POR TRÁS DA MÚSICA
Talita Salles

Ela desceu do carro e eu a segui. Sabia para onde íamos, meu coração ia apertado. Em meu pulso estava preso um anzol, enrolado e enganchado sem ferir-me, porém a me incomodar. Reduzi o passo e ela se dirigiu ao rapaz dos olhos castanhos antes que eu pudesse abrir a boca e dizer "a...". O sorriso no rosto dele era sarcástico, o dela era de adoração. O anzol de quatro dentes arranhou a pele quando procurei libertar-me, e tentei de novo e mais uma vez, cada vez um leve arranhão, até que puxei com jeito e soltou-se. Porém meu pulso verteu sangue na tentativa. O mundo estava distorcido, minhas pernas bambearam, olhei em frente. Estávamos nas quadras de basquete. Eles haviam surgido por lá.

A boca e o rapaz observaram-me e me acusaram de suicida, sarcasticamente zombando de minha ferida em sangue, ácida e amigavelmente destruindo minha fragilidade. Num segundo perene. Momento imperceptível contido num olhar de estranhos conhecidos. Ela não percebeu. Tornei-o foto, onde podia vê-lo melhor. Nunca havíamos nos encontrado. Mas ele sabia. E eu. E o sangue foi estancado por um curativo dele.

Andamos, nas quadras agora do colégio, tempos tão presentes. Deixei o anzol na grade externa, alcancei-os. O que via? Uma horta, uma grande, incomensurável horta? Plantas crescidas, desenvoltas. Uma vida em seu ápice, milhares delas, com duas mães a cuidar. Pensei em meu anzol. Machucaria alguém, longe de mim.
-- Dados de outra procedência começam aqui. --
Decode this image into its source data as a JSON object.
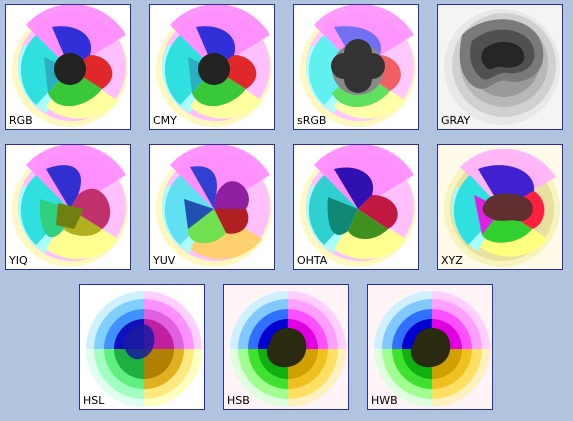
{
  "panels": [
    {
      "label": "RGB"
    },
    {
      "label": "CMY"
    },
    {
      "label": "sRGB"
    },
    {
      "label": "GRAY"
    },
    {
      "label": "YIQ"
    },
    {
      "label": "YUV"
    },
    {
      "label": "OHTA"
    },
    {
      "label": "XYZ"
    },
    {
      "label": "HSL"
    },
    {
      "label": "HSB"
    },
    {
      "label": "HWB"
    }
  ],
  "colors": {
    "page_background": "#b0c4de",
    "tile_border": "#2a2aa8"
  }
}
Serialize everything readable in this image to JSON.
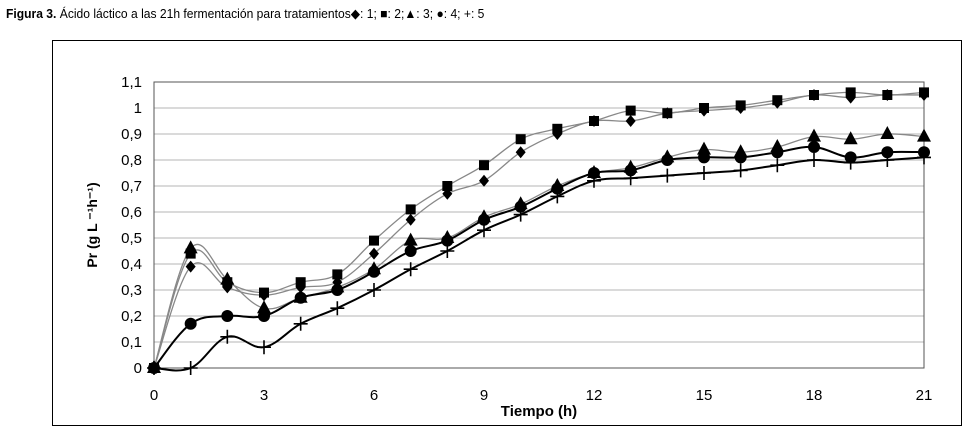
{
  "caption": {
    "label": "Figura 3.",
    "text": "Ácido láctico a las 21h fermentación para tratamientos",
    "legend_text": "◆: 1; ■: 2;▲: 3; ●: 4; +: 5"
  },
  "chart_data": {
    "type": "line",
    "xlabel": "Tiempo (h)",
    "ylabel": "Pr (g L ⁻¹h⁻¹)",
    "xlim": [
      0,
      21
    ],
    "ylim": [
      0,
      1.1
    ],
    "x_ticks": [
      "0",
      "3",
      "6",
      "9",
      "12",
      "15",
      "18",
      "21"
    ],
    "y_ticks": [
      "0",
      "0,1",
      "0,2",
      "0,3",
      "0,4",
      "0,5",
      "0,6",
      "0,7",
      "0,8",
      "0,9",
      "1",
      "1,1"
    ],
    "grid": "horizontal",
    "x": [
      0,
      1,
      2,
      3,
      4,
      5,
      6,
      7,
      8,
      9,
      10,
      11,
      12,
      13,
      14,
      15,
      16,
      17,
      18,
      19,
      20,
      21
    ],
    "series": [
      {
        "marker": "diamond",
        "color": "#888888",
        "markerColor": "#000000",
        "values": [
          0,
          0.39,
          0.31,
          0.28,
          0.31,
          0.33,
          0.44,
          0.57,
          0.67,
          0.72,
          0.83,
          0.9,
          0.95,
          0.95,
          0.98,
          0.99,
          1.0,
          1.02,
          1.05,
          1.04,
          1.05,
          1.05
        ]
      },
      {
        "marker": "square",
        "color": "#888888",
        "markerColor": "#000000",
        "values": [
          0,
          0.44,
          0.33,
          0.29,
          0.33,
          0.36,
          0.49,
          0.61,
          0.7,
          0.78,
          0.88,
          0.92,
          0.95,
          0.99,
          0.98,
          1.0,
          1.01,
          1.03,
          1.05,
          1.06,
          1.05,
          1.06
        ]
      },
      {
        "marker": "triangle",
        "color": "#888888",
        "markerColor": "#000000",
        "values": [
          0,
          0.46,
          0.34,
          0.23,
          0.27,
          0.31,
          0.38,
          0.49,
          0.5,
          0.58,
          0.63,
          0.7,
          0.75,
          0.77,
          0.81,
          0.84,
          0.83,
          0.85,
          0.89,
          0.88,
          0.9,
          0.89
        ]
      },
      {
        "marker": "circle",
        "color": "#000000",
        "markerColor": "#000000",
        "values": [
          0,
          0.17,
          0.2,
          0.2,
          0.27,
          0.3,
          0.37,
          0.45,
          0.49,
          0.57,
          0.62,
          0.69,
          0.75,
          0.76,
          0.8,
          0.81,
          0.81,
          0.83,
          0.85,
          0.81,
          0.83,
          0.83
        ]
      },
      {
        "marker": "plus",
        "color": "#000000",
        "markerColor": "#000000",
        "values": [
          0,
          0,
          0.12,
          0.08,
          0.17,
          0.23,
          0.3,
          0.38,
          0.45,
          0.53,
          0.59,
          0.66,
          0.72,
          0.73,
          0.74,
          0.75,
          0.76,
          0.78,
          0.8,
          0.79,
          0.8,
          0.81
        ]
      }
    ]
  }
}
Ele e ela e ela e ele se olhavam e ele se virou para mim e disse: "Preciso... pegue o globo e o que há dentro..." Eu soube. Um presente, para aquela que me consolava, a quem eu consolava e machucava. Porém havia mais. "... eleve o volume da música ao máximo. Só." Sorri, e ele sorriu. Sem sarcasmo. Saí. No caminho, meu anzol no meu bolso.
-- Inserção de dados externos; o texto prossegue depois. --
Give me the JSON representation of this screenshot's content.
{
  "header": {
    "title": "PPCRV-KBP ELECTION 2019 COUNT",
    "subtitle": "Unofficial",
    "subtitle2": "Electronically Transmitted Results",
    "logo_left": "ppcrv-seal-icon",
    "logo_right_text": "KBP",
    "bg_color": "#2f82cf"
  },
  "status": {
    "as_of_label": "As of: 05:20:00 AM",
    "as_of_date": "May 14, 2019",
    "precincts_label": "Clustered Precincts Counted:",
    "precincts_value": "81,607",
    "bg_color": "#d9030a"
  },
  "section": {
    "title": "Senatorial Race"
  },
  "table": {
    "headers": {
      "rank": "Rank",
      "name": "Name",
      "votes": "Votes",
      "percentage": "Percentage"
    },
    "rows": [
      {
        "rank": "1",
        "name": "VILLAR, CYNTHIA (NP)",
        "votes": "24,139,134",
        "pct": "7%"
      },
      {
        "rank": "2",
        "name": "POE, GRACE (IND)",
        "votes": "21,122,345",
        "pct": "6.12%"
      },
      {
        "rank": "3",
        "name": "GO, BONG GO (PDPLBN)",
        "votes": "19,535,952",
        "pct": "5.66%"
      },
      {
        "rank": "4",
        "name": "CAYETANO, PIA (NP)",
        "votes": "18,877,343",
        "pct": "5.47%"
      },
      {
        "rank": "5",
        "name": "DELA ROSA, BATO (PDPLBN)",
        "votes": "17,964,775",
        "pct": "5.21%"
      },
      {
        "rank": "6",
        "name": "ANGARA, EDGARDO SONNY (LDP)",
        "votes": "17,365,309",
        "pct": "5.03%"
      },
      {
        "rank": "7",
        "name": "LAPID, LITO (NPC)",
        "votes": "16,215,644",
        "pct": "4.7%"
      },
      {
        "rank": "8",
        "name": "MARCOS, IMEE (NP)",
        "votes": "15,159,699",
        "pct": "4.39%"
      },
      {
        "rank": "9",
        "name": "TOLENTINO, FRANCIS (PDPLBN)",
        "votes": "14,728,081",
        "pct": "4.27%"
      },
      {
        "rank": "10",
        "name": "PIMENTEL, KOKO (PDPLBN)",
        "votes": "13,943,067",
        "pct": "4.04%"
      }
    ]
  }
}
Da janela, eu a vi. Linda, brincava e ria com os outros, que outros? Quem quer saber. Mas não ria tudo, ria sem mim. Ela, outros, jardim. Porém meu agressivo e ágil irmão carregava o planeta e percebeu. Abriu. Tirou. Eu vi, ela viu, fora-se a surpresa. Um objeto a que ele deu uma tarefa: fazer bolhas de sabão. As bolhas vinham em mim, não nela, e eu me senti afogar. Agora? Restou-me tomar o objeto, soprar nela, alegrá-la! Que linda alegria, que maravilhosa inocência, o prazer de estar em meio a pequenas e frágeis e coloridas bolhas pelo ar. Senti-me dela. Porém havia meu irmão. Que voltou com algo similar, porém uma explosão. Uma bolha, imensa, colorida, única, o sonho das borboletas! E feroz, altiva, veloz, puro instinto de agressão e mágoa. Tomei dele e atirei nela. Ele e ela. E eu? Me fui derrotada. Que mistério? Ela não sorriu. Meu anzol no meu bolso. Temi por meu irmão.

Houve então uma música. Uma música, um som, uma melodia do silêncio, ou quase. Trazia paz ao universo perturbado de dor e estupefação. Um outro pediu um volume alto. Minha respiração congelou, minha vida morreu e, no meu desespero de morte, corri. Aumentei o volume, ouvi "Tuiiiii... tuiiii... tuiiiii..." Era o princípio de algo, porém secreto. Meu. Para mim ou para alguém. Ou para a Ela. Mas, no momento, meu. Reduzi. Ouviriam a música, a música que ocultava. O som do silêncio. Ou quase.

Foi quando o rádio tocou, uma música, bela. Conhecida. Porém realmente vazia. E eu já vivia no mundo, meus sentidos despertos. Aquilo? Nunca mais. Restou-me o enigma no fundo da alma. E um anzol no bolso.